Thanks @tstarling, this is effectively my plan. I extracted the lists with the following (shameful) bash script, which I paste for future convenience:
#!/bin/bash set -e set -u workdir=$(mktemp -d) # Download InitializeSettings echo "Downloading files in the working directory ${workdir}" filename="${workdir}/settings.php" wget https://noc.wikimedia.org/conf/InitialiseSettings.php.txt -O "${filename}" -o /dev/null #download the dblists for shardfile in `seq -f s%g.dblist 1 7`; do wget "https://noc.wikimedia.org/conf/${shardfile}" -O "${workdir}/${shardfile}" -o /dev/null done start_line=$(grep -hn wgCategoryCollation ${filename} | sed 's/:.*//') end_line=$(( $start_line+200 )) wikis=$(awk "(NR>=${start_line}) && (\$3 ~ /uca/){print \$1} NR==${end_line}{exit}" "${filename}" | sed s/\'//g) echo "Writing output to ${PWD}/icu" mkdir -p ${PWD}/icu for wiki in $wikis; do shardfile=$(cd $workdir && grep -l ^$wiki\$ s?.dblist ); echo $wiki >> icu/${shardfile}; done rm -rf $workdir
and the result is that, as of this morning, we need to run updateCollation.php as follows:
- 7 wikis in s2
- 81 wikis in s3
- 2 wikis in s6
- 4 wikis in s7
so the list is pretty unbalanced towards s3, where we might be constrained to run serially anyways.
I will discuss options with the DBAs to see if we can somewhat parallelize the work on s3, and to assess the size of the work.
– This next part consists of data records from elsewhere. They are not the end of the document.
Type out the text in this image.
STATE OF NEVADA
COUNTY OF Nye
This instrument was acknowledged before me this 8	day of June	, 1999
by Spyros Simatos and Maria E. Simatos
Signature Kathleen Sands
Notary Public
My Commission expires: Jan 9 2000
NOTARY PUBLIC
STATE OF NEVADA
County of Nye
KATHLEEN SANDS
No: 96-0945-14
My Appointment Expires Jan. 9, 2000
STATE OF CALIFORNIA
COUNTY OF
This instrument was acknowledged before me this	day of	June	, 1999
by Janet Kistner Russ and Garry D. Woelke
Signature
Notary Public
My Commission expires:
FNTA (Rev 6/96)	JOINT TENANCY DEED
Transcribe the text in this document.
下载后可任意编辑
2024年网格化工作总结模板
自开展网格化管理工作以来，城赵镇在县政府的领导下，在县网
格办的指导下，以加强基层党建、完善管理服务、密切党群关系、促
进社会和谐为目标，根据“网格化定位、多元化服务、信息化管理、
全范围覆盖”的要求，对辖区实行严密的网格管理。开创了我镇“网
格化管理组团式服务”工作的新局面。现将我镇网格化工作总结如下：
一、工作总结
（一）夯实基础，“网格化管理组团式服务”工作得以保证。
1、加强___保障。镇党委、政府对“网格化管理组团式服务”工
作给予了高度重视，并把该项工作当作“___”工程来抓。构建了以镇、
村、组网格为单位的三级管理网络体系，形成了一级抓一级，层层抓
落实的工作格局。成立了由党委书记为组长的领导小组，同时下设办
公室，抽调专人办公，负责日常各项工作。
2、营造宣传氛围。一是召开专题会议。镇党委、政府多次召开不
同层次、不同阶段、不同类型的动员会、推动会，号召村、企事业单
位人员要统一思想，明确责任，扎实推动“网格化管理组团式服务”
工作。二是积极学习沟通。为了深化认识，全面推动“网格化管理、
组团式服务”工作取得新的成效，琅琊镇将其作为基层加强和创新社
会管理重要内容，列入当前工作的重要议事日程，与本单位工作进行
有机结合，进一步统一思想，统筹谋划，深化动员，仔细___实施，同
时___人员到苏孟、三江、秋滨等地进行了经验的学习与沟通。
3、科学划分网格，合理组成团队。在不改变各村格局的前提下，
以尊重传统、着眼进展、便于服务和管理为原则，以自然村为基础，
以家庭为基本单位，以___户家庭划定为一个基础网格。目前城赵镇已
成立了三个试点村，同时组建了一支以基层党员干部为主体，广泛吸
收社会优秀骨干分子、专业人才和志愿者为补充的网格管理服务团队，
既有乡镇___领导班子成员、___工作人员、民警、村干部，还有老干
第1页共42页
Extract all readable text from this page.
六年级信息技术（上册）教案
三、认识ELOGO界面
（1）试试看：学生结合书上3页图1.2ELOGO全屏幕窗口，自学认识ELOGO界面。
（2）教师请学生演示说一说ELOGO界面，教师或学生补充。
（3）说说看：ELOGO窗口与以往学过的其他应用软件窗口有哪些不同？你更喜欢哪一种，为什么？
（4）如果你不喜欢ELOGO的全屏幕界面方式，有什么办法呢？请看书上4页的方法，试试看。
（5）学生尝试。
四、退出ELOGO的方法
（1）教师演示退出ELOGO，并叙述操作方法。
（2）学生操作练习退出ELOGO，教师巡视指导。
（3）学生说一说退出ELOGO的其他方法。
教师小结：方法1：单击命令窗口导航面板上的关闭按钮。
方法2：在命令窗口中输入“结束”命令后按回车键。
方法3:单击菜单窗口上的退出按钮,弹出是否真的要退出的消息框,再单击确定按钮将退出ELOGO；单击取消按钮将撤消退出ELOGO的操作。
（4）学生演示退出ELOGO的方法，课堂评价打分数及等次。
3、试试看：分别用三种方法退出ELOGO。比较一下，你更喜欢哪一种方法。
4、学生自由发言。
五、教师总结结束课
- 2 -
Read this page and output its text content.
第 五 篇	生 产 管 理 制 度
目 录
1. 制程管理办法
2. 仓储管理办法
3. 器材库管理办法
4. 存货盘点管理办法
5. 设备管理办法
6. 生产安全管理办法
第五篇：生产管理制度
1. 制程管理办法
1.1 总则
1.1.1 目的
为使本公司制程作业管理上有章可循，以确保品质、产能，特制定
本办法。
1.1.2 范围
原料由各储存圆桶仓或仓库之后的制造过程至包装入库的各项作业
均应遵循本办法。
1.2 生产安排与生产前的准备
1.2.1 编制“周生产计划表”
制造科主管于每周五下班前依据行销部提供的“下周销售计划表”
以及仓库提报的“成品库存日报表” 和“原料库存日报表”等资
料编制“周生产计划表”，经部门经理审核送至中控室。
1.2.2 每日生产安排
As usual, one shouldn't base his evaluations on "number of wikis". I extracted the total number of rows in the categorylinks tables for the various shards.
Here are the results:
s2 - 46.0 M rows
s3 - 31.6 M rows
s6 - 46.7 M rows
s7 - 18.8 M rows
so it's quite well balanced already if we run the script serially within one shard.
Given a conservative expected speed of 1.4 M rows/hour (the observed speed in my test was around 1.8 M rows/hour, see T58041) we would be done with the transition in ~ 33 hours.
@matmarex I have based my evaluation on the latest version of InitializeSettings.php, so I think my figures are pretty accurate.
Mentioned in SAL [2016-05-26T05:50:14Z] <_joe_> starting upgrades of hhvm to newer libicu in codfw (T86096)
Mentioned in SAL [2016-05-26T06:41:32Z] <_joe_> upgrading hhvm on the eqiad canaries, T86096
Mentioned in SAL [2016-05-26T07:29:00Z] <_joe_> upgrading hhvm on the eqiad imagescalers, T86096
Mentioned in SAL [2016-05-26T07:36:48Z] <_joe_> upgrading hhvm on eqiad jobrunners, tin + terbium (T86096)
Mentioned in SAL [2016-05-26T07:50:09Z] <_joe_> upgrading hhvm on eqiad's api cluster, (T86096)
Mentioned in SAL [2016-05-26T08:15:33Z] <_joe_> upgrading hhvm on eqiad's appserver cluster, (T86096)
Mentioned in SAL [2016-05-26T09:28:11Z] <_joe_> all traffic serving appservers are now running with libicu52 (T86096)
Upgrade is done and scripts are running. Sadly, while some are exceeding my conservative evaluation of performance, frwiki is running around 1.4 M rows/hour, so I would expect the scripts to be done by tomorrow afternoon at the earliest.
s7 has been completed at 21.50 - as expected, being the smallest sized shard.
It went on at a decent speed of ~ 1.6 M records/hour, so we're well in line with our projections.
Status update - only the following wikis are still being converted/waiting for conversion:
- frwiki
- svwiki
- thwiki
- ruwiki
Any anomaly on another wiki would be unexpected at this point.